Mr. Sobodowski serves as the CEO of SmartFleet, Inc. and Fleet Engineering Inc., both Florida based, privately held engineering firms. SmartFleet provides virtual based, fleet management systems to the automotive fleet industry and has partnered with the fourth largest oil company in the world. Fleet Engineering designs biomedical equipment and systems. Sobodowski holds multiple U.S. and foreign patents, and has an extensive background in advanced logic and microprocessor system design.
Sobodowski serves as an Associate Director at Tallahassee Memorial Hospital and provides patients and hospital staff with Chaplaincy services. He has also served as a full time Pastor in Alabama and Florida and part-time Pastor in Kentucky and Illinois.
Joe is passionate about his involvement with Tallahassee Memorial Hospital and Florida State University because he believes that philanthropy coordinated through the TMH Foundation and FSU Foundation in support of the College of Medicine and Veteran’s Center is a wise investment in the future of our Community
He is a 12 year Viet Nam era US Air Force Veteran. His assignments included support of Military Flight Operations through his Weather Equipment Maintenance expertise. He was assigned as NCOIC of Maintenance for the Weather Detachment at Fort Knox, Kentucky with less than two years of Military Service and was selected to attend the Advanced Weather Equipment Technician School with less than three years Military Service. Upon graduation, he was assigned Instructor Duty and subsequently honored as the Enlisted Instructor of the Year (1970) for Chanute Air Force Base (Rantoul, Illinois) and is proud to serve on the Florida State University Veteran’s Legacy Center Board
Sobodowski also owns an Art Gallery and Photography Studio and serves on the Board of Directors for The Artist Series, a Tallahassee based, not-for profit organization that presents Classical Music Concerts featuring internationally renowned artists.
He is a retired educator with more than 33 years of experience, including assignments as a Visiting Associate Professor of Electrical Engineering Technology at Florida International University and as an Adjunct Professor and full-time Electronics Technology faculty at Miami-Dade Community College. He implemented an innovative engineering program whereby Southwest Miami High School students were integrated into third and fourth year engineering classes with regular university students and were able to graduate high school with an aggregate 27 transferrable semester credits from Florida International University and Miami-Dade Community College. The program was the only one of its kind in the United States.

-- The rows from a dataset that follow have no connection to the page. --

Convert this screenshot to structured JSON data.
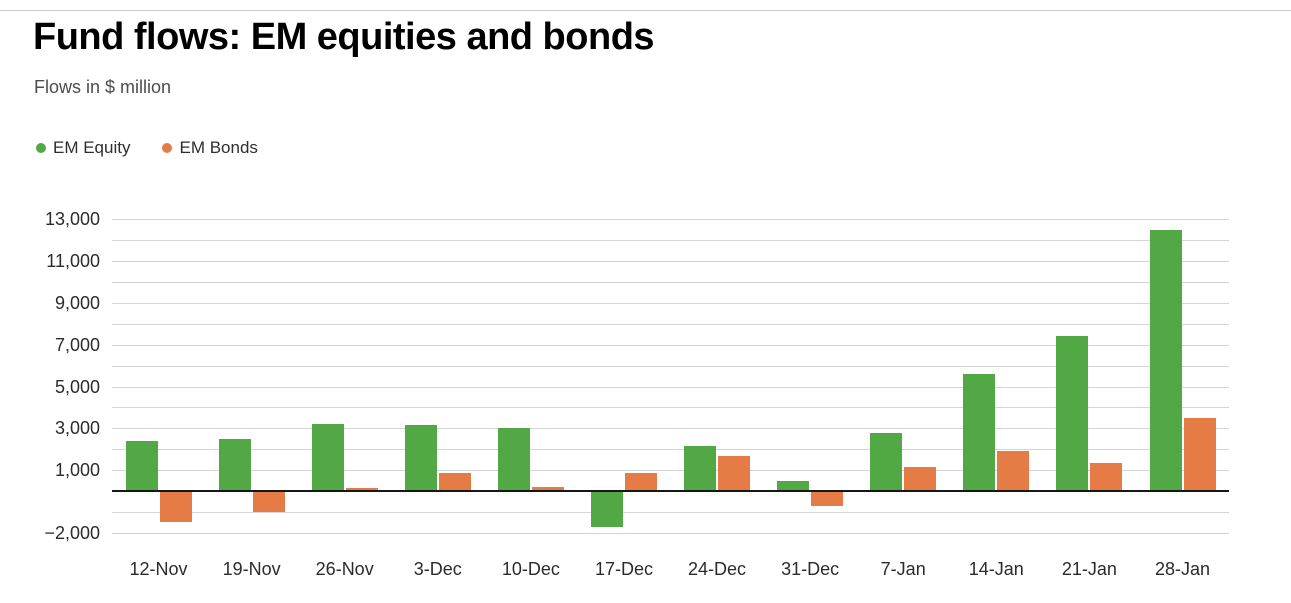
{
  "header": {
    "title": "Fund flows: EM equities and bonds",
    "subtitle": "Flows in $ million"
  },
  "legend": {
    "items": [
      {
        "label": "EM Equity",
        "color": "#53a846"
      },
      {
        "label": "EM Bonds",
        "color": "#e67c45"
      }
    ]
  },
  "chart_data": {
    "type": "bar",
    "title": "Fund flows: EM equities and bonds",
    "subtitle": "Flows in $ million",
    "unit": "$ million",
    "categories": [
      "12-Nov",
      "19-Nov",
      "26-Nov",
      "3-Dec",
      "10-Dec",
      "17-Dec",
      "24-Dec",
      "31-Dec",
      "7-Jan",
      "14-Jan",
      "21-Jan",
      "28-Jan"
    ],
    "series": [
      {
        "name": "EM Equity",
        "color": "#53a846",
        "values": [
          2400,
          2500,
          3200,
          3150,
          3000,
          -1700,
          2150,
          500,
          2800,
          5600,
          7400,
          12500
        ]
      },
      {
        "name": "EM Bonds",
        "color": "#e67c45",
        "values": [
          -1500,
          -1000,
          150,
          880,
          200,
          850,
          1700,
          -700,
          1150,
          1900,
          1350,
          3500
        ]
      }
    ],
    "ylim": [
      -2000,
      13000
    ],
    "gridline_step": 1000,
    "y_ticks": [
      {
        "value": 13000,
        "label": "13,000"
      },
      {
        "value": 11000,
        "label": "11,000"
      },
      {
        "value": 9000,
        "label": "9,000"
      },
      {
        "value": 7000,
        "label": "7,000"
      },
      {
        "value": 5000,
        "label": "5,000"
      },
      {
        "value": 3000,
        "label": "3,000"
      },
      {
        "value": 1000,
        "label": "1,000"
      },
      {
        "value": -2000,
        "label": "−2,000"
      }
    ],
    "grid": true,
    "legend_position": "top-left",
    "axis_color": "#161616",
    "gridline_color": "#d4d4d4"
  }
}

He was asked by the Superintendent of Miami-Dade County Public Schools to serve as the Director of Workforce Development. He was responsible for drafting new and analyzing proposed education related federal/state legislation, develop lobbying strategies and advise executive management regarding the operational impact of proposed initiatives on the school district. He worked collaboratively with state and district personnel in the development and implementation of administrative and fiscal policies, legal and budget documents, as well as writing and coordinating federal/state grants in support of economic development and school district involvement with business and industry as it related to the State of Florida Performance-Based Incentive Funding System and Workforce Development.
His career as an educator also included being faculty at Florida State University’s Developmental Research School where he implemented an award winning engineering program. His students were taught third year; Civil Engineering courses in Land Surveying and Introduction to Structures, Electrical Engineering courses in Network Analysis and Digital Design, and he developed a partnership with Flightline (a major Fixed Based Operator at Tallahassee International Airport) where students were taught Pilot Ground School coursework and aircraft ground operations. Students operated live aircraft. This unique program also was the only one of its kind in the United States.